El efecto contagio de la ram y el ssd
Durante meses, la escasez de memorias RAM y unidades de almacenamiento SSD ha sido el principal catalizador de la incertidumbre en el sector tecnológico. Los precios han disparado y la disponibilidad se ha reducido drásticamente, obligando a muchos entusiastas a abandonar sus planes de ensamblar su propio equipo y conformarse con hardware antiguo. Pero ahora, parece que el problema se ha ampliado, extendiéndose a dos de los componentes más críticos de cualquier PC: el procesador y la placa base.
La cadena de retail alemana MindFactory ha puesto de manifiesto esta situación alarmante. En la primera mitad de 2026, las ventas de placas base se desplomaron un asombroso 25 veces en comparación con el mismo periodo del año pasado. Un descenso de 13 veces respecto a los periodos de menor actividad del año anterior confirma la magnitud del problema. Esto no es una fluctuación temporal; es una señal inequívoca de que la demanda supera con creces la oferta.

Cpus al límite: pedidos retrasados y precios al alza
La situación se agrava con los procesadores. Aunque la disponibilidad de placas base y CPUs sigue siendo relativamente estable – a diferencia de la RAM y los SSD – existen ya indicios de problemas en el suministro de CPUs. Pedidos con plazos de entrega de meses y un aumento de precio de entre el 10 y el 15% provienen de Asia, lo que sugiere una crisis subyacente en la producción de estos componentes.
MindFactory no solo ha registrado una caída drástica en las ventas de placas base, sino también un descenso significativo en las ventas de CPUs. La tendencia es clara: la escasez de componentes se está convirtiendo en un efecto cascada, afectando a toda la cadena de suministro del hardware. La mayoría de los usuarios, en lugar de optar por la construcción modular, están optando por adquirir ordenadores completos, exacerbando la presión sobre los componentes limitados.

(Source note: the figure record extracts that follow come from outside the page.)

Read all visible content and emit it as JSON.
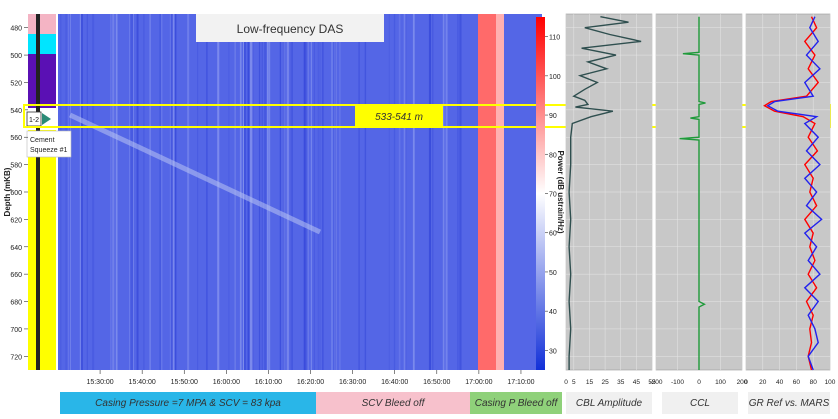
{
  "title": "Low-frequency DAS",
  "zone_label": "533-541 m",
  "depth_axis": {
    "label": "Depth (mKB)",
    "ticks": [
      480,
      500,
      520,
      540,
      560,
      580,
      600,
      620,
      640,
      660,
      680,
      700,
      720
    ]
  },
  "left_track": {
    "tag": "1-2",
    "annotation_line1": "Cement",
    "annotation_line2": "Squeeze #1"
  },
  "colorbar": {
    "label": "Power (dB ustrain/Hz)",
    "ticks": [
      30,
      40,
      50,
      60,
      70,
      80,
      90,
      100,
      110
    ]
  },
  "time_axis": {
    "ticks": [
      "15:30:00",
      "15:40:00",
      "15:50:00",
      "16:00:00",
      "16:10:00",
      "16:20:00",
      "16:30:00",
      "16:40:00",
      "16:50:00",
      "17:00:00",
      "17:10:00"
    ]
  },
  "phases": [
    {
      "label": "Casing Pressure =7 MPA & SCV = 83 kpa",
      "color": "#29b6e8"
    },
    {
      "label": "SCV Bleed off",
      "color": "#f7c1cc"
    },
    {
      "label": "Casing P Bleed off",
      "color": "#8fd17a"
    }
  ],
  "tracks": [
    {
      "title": "CBL Amplitude",
      "ticks": [
        "0",
        "5",
        "15",
        "25",
        "35",
        "45",
        "55"
      ]
    },
    {
      "title": "CCL",
      "ticks": [
        "-200",
        "-100",
        "0",
        "100",
        "200"
      ]
    },
    {
      "title": "GR Ref vs. MARS",
      "ticks": [
        "0",
        "20",
        "40",
        "60",
        "80",
        "100"
      ]
    }
  ],
  "chart_data": {
    "type": "heatmap",
    "title": "Low-frequency DAS",
    "x_axis": {
      "type": "time",
      "range": [
        "15:20:00",
        "17:15:00"
      ]
    },
    "y_axis": {
      "label": "Depth (mKB)",
      "range": [
        470,
        730
      ],
      "reversed": true
    },
    "colorbar": {
      "label": "Power (dB ustrain/Hz)",
      "range": [
        25,
        115
      ],
      "colors": [
        "#1230d8",
        "#ffffff",
        "#ff0000"
      ]
    },
    "highlight_zone": {
      "label": "533-541 m",
      "depth_range": [
        533,
        541
      ]
    },
    "phases": [
      {
        "label": "Casing Pressure =7 MPA & SCV = 83 kpa",
        "start": "15:20:00",
        "end": "16:20:00"
      },
      {
        "label": "SCV Bleed off",
        "start": "16:20:00",
        "end": "16:57:00"
      },
      {
        "label": "Casing P Bleed off",
        "start": "16:57:00",
        "end": "17:15:00"
      }
    ],
    "tracks": [
      {
        "name": "CBL Amplitude",
        "range": [
          0,
          55
        ],
        "color": "#2f4f4f",
        "depth": [
          472,
          476,
          480,
          485,
          490,
          495,
          500,
          505,
          510,
          515,
          520,
          525,
          530,
          533,
          536,
          538,
          541,
          545,
          550,
          560,
          580,
          600,
          620,
          640,
          660,
          680,
          700,
          720,
          730
        ],
        "values": [
          22,
          40,
          12,
          28,
          48,
          10,
          32,
          14,
          26,
          9,
          20,
          12,
          5,
          12,
          14,
          6,
          30,
          16,
          4,
          3,
          3,
          2,
          3,
          2,
          3,
          2,
          3,
          2,
          2
        ]
      },
      {
        "name": "CCL",
        "range": [
          -200,
          200
        ],
        "color": "#1f9a3a",
        "depth": [
          472,
          498,
          499,
          500,
          534,
          535,
          536,
          545,
          546,
          547,
          560,
          561,
          562,
          600,
          640,
          680,
          682,
          684,
          700,
          730
        ],
        "values": [
          0,
          0,
          -75,
          0,
          0,
          30,
          0,
          0,
          -40,
          0,
          0,
          -90,
          0,
          0,
          0,
          0,
          25,
          0,
          0,
          0
        ]
      },
      {
        "name": "GR Ref",
        "range": [
          0,
          100
        ],
        "color": "#ff0000",
        "depth": [
          472,
          480,
          490,
          500,
          510,
          520,
          530,
          534,
          537,
          541,
          545,
          550,
          560,
          570,
          580,
          590,
          600,
          610,
          620,
          630,
          640,
          650,
          660,
          670,
          680,
          690,
          700,
          710,
          720,
          730
        ],
        "values": [
          78,
          84,
          70,
          82,
          74,
          86,
          72,
          30,
          22,
          34,
          68,
          82,
          74,
          85,
          70,
          80,
          76,
          84,
          70,
          80,
          76,
          82,
          74,
          84,
          72,
          80,
          76,
          78,
          74,
          78
        ]
      },
      {
        "name": "MARS",
        "range": [
          0,
          100
        ],
        "color": "#2222ee",
        "depth": [
          472,
          480,
          490,
          500,
          510,
          520,
          530,
          534,
          537,
          541,
          545,
          550,
          560,
          570,
          580,
          590,
          600,
          610,
          620,
          630,
          640,
          650,
          660,
          670,
          680,
          690,
          700,
          710,
          720,
          730
        ],
        "values": [
          82,
          76,
          86,
          72,
          88,
          70,
          80,
          34,
          26,
          38,
          84,
          70,
          86,
          72,
          88,
          70,
          84,
          72,
          90,
          70,
          84,
          74,
          88,
          70,
          86,
          74,
          82,
          86,
          74,
          80
        ]
      }
    ]
  }
}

La situación es, en definitiva, preocupante. No es una simple fluctuación del mercado, sino una señal de que la demanda global de hardware supera con creces la capacidad de producción, lo que podría tener consecuencias de largo alcance para el sector tecnológico. La lógica es sencilla: si la RAM y los SSD ya están sufriendo, la falta de CPUs y placas base podría paralizar por completo la capacidad de construir ordenadores personalizados, dejando a los consumidores con pocas opciones y precios exorbitantes.